From a point in the interior of an equilateral triangle,perpendiculars are drawn on the three sides. The lengths of the perpendiculars are $14 \, cm$,$10 \, cm$,and $6 \, cm$. Find the area of the triangle.

(D) Let $ABC$ be an equilateral triangle with side length $a$. Let $O$ be an interior point,and let the perpendiculars from $O$ to the sides $AB$,$BC$,and $AC$ be $h_1 = 14 \, cm$,$h_2 = 10 \, cm$,and $h_3 = 6 \, cm$ respectively.
The area of $\Delta ABC$ is the sum of the areas of $\Delta OAB$,$\Delta OBC$,and $\Delta OAC$.

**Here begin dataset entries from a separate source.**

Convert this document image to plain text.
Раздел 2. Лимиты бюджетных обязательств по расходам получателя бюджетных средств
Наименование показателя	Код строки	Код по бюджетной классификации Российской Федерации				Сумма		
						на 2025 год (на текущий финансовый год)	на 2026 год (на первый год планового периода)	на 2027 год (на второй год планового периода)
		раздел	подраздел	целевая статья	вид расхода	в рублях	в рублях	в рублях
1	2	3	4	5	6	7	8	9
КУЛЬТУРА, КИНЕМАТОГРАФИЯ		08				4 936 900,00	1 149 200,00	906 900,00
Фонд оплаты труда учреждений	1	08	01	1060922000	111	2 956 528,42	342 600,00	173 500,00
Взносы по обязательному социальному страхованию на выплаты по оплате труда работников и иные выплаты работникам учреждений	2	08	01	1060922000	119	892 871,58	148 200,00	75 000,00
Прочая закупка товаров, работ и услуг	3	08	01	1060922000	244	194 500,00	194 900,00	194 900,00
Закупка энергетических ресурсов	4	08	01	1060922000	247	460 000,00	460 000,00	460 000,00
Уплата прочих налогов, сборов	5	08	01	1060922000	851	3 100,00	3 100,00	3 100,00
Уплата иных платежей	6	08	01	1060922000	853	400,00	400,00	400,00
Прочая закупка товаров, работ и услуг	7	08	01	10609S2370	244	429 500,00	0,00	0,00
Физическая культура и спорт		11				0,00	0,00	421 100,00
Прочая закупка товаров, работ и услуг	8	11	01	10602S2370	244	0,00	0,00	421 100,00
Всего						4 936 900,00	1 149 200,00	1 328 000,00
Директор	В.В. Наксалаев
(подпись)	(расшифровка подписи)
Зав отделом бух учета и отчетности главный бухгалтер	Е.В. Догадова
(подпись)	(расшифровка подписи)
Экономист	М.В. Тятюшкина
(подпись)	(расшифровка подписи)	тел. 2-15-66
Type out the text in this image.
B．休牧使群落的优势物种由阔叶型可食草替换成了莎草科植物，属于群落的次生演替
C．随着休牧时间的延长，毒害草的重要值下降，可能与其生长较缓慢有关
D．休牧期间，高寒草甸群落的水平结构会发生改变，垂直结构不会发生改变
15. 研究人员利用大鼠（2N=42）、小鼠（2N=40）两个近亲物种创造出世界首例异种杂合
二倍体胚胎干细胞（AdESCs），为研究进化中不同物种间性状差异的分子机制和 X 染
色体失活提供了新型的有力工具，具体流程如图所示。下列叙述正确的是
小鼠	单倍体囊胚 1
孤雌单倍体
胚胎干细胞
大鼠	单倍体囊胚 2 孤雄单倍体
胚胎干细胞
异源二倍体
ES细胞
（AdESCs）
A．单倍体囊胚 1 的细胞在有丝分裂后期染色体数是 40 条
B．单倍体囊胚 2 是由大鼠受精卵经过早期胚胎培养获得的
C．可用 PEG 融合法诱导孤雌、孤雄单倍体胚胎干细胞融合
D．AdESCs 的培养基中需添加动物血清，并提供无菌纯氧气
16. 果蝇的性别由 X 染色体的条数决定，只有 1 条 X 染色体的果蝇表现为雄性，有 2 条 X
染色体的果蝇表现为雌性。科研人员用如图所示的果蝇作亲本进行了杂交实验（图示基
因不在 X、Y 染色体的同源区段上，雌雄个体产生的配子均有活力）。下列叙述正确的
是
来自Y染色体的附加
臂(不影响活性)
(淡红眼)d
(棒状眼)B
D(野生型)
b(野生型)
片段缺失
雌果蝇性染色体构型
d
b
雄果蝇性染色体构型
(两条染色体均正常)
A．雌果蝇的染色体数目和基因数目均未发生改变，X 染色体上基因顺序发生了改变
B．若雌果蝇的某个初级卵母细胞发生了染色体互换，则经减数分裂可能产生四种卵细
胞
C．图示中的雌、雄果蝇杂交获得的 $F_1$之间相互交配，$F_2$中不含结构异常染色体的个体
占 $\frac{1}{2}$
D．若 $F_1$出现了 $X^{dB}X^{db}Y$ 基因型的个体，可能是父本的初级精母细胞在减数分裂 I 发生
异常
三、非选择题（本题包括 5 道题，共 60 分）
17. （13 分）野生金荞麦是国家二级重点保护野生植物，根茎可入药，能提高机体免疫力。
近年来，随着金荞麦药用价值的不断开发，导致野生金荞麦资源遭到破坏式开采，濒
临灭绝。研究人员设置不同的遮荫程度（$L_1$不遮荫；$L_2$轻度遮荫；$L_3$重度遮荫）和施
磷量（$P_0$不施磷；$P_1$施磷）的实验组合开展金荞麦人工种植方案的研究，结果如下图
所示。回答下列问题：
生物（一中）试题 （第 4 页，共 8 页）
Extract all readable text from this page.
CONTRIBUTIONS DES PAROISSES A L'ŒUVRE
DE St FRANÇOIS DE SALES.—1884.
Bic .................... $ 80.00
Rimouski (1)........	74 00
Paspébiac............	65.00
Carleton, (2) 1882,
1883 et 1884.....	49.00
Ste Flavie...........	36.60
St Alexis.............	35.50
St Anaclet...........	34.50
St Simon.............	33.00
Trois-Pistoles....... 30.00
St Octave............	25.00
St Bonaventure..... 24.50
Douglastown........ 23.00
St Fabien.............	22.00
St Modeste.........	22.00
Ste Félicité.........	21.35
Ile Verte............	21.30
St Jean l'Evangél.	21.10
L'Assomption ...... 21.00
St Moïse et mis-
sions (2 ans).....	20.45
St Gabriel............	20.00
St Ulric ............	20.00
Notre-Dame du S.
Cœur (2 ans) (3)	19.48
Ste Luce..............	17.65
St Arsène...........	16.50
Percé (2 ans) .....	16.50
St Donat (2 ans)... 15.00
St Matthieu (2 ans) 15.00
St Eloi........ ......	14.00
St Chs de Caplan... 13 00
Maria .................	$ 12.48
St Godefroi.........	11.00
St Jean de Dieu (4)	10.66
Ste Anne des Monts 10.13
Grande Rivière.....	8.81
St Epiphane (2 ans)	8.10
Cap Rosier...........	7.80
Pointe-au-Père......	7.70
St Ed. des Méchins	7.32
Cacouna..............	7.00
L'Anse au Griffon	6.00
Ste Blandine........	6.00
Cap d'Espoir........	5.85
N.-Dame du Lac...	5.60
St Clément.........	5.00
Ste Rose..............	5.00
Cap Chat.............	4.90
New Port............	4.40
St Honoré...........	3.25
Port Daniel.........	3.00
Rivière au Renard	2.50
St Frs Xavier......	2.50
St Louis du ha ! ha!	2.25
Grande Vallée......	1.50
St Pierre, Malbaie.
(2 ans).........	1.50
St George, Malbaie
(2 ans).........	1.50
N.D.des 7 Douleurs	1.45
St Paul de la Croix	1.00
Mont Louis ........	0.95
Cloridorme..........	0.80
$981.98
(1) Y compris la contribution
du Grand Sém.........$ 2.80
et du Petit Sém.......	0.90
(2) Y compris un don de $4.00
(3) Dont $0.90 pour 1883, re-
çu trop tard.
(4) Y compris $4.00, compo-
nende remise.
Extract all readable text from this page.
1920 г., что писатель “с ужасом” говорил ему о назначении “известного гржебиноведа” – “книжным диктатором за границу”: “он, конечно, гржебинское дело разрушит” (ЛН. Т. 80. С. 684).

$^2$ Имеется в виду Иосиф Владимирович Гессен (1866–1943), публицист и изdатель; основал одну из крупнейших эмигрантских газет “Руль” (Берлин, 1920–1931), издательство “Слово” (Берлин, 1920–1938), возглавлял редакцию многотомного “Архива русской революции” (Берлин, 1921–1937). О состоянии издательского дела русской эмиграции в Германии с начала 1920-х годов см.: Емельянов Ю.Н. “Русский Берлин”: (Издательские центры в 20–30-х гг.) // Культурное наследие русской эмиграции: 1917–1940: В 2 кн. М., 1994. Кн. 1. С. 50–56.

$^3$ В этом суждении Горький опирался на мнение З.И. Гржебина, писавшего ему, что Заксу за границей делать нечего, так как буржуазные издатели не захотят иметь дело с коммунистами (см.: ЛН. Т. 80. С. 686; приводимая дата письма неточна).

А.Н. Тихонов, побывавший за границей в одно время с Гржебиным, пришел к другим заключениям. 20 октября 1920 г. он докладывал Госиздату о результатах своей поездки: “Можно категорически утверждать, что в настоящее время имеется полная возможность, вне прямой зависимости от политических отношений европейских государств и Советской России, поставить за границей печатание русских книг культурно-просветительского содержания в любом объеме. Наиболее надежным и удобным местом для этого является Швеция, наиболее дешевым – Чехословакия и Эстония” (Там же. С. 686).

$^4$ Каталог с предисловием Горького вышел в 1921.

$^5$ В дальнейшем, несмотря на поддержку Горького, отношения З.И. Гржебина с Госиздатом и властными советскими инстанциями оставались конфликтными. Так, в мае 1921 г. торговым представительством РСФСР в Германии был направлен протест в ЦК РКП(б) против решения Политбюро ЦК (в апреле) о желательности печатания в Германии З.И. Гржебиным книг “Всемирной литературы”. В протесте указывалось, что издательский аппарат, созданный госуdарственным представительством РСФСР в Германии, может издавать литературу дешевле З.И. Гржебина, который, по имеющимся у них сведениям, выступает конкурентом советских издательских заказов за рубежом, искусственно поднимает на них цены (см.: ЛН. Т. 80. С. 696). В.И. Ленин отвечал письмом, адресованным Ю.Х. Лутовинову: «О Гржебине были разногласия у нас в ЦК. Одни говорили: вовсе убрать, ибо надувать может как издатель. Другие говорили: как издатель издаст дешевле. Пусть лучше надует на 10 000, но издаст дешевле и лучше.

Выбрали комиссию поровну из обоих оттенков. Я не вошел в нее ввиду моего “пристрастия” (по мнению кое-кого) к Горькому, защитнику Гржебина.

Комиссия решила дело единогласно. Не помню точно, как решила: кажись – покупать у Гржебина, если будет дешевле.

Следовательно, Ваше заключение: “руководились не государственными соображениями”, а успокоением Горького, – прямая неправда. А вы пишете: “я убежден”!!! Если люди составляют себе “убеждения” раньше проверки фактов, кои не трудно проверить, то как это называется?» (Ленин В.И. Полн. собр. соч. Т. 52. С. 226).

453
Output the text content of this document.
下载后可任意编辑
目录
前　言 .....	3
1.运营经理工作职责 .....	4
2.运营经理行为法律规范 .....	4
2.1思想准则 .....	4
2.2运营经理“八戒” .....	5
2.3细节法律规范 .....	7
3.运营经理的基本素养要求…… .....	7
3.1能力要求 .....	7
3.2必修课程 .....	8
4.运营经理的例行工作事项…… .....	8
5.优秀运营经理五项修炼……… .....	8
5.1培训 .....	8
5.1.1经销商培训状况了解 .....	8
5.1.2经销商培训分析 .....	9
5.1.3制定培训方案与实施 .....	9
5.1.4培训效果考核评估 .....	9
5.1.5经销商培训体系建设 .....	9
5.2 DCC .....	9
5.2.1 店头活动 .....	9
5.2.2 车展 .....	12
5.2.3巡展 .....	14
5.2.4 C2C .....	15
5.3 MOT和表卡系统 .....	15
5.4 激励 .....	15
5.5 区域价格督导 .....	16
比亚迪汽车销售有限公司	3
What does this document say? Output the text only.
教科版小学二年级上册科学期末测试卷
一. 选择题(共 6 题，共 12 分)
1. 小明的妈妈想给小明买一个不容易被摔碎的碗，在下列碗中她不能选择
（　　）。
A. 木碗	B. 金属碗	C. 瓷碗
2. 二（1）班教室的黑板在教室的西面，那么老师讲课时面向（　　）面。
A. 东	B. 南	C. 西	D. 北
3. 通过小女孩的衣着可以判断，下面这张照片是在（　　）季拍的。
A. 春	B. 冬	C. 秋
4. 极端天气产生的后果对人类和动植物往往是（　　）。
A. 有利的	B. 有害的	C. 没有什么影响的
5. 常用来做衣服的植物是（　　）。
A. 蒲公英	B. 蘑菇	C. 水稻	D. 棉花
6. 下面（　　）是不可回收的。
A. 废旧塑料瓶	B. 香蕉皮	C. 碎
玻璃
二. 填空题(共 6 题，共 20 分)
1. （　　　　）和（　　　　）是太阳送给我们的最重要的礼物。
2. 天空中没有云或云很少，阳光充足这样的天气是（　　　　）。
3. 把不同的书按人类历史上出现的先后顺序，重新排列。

Area of $\Delta OAB = \frac{1}{2} \times a \times 14 = 7a \, cm^2$.
Area of $\Delta OBC = \frac{1}{2} \times a \times 10 = 5a \, cm^2$.
Area of $\Delta OAC = \frac{1}{2} \times a \times 6 = 3a \, cm^2$.
Total Area $= 7a + 5a + 3a = 15a \, cm^2$.
We know the area of an equilateral triangle is given by $\frac{\sqrt{3}}{4} a^2$.
Equating the two expressions for the area:
$\frac{\sqrt{3}}{4} a^2 = 15a$
Since $a \neq 0$,we divide by $a$:
$\frac{\sqrt{3}}{4} a = 15$
$a = \frac{15 \times 4}{\sqrt{3}} = \frac{60}{\sqrt{3}} = 20\sqrt{3} \, cm$.
Now,substitute $a = 20\sqrt{3}$ into the area formula:
Area $= 15 \times (20\sqrt{3}) = 300\sqrt{3} \, cm^2$.
Thus,the area of the equilateral triangle is $300\sqrt{3} \, cm^2$.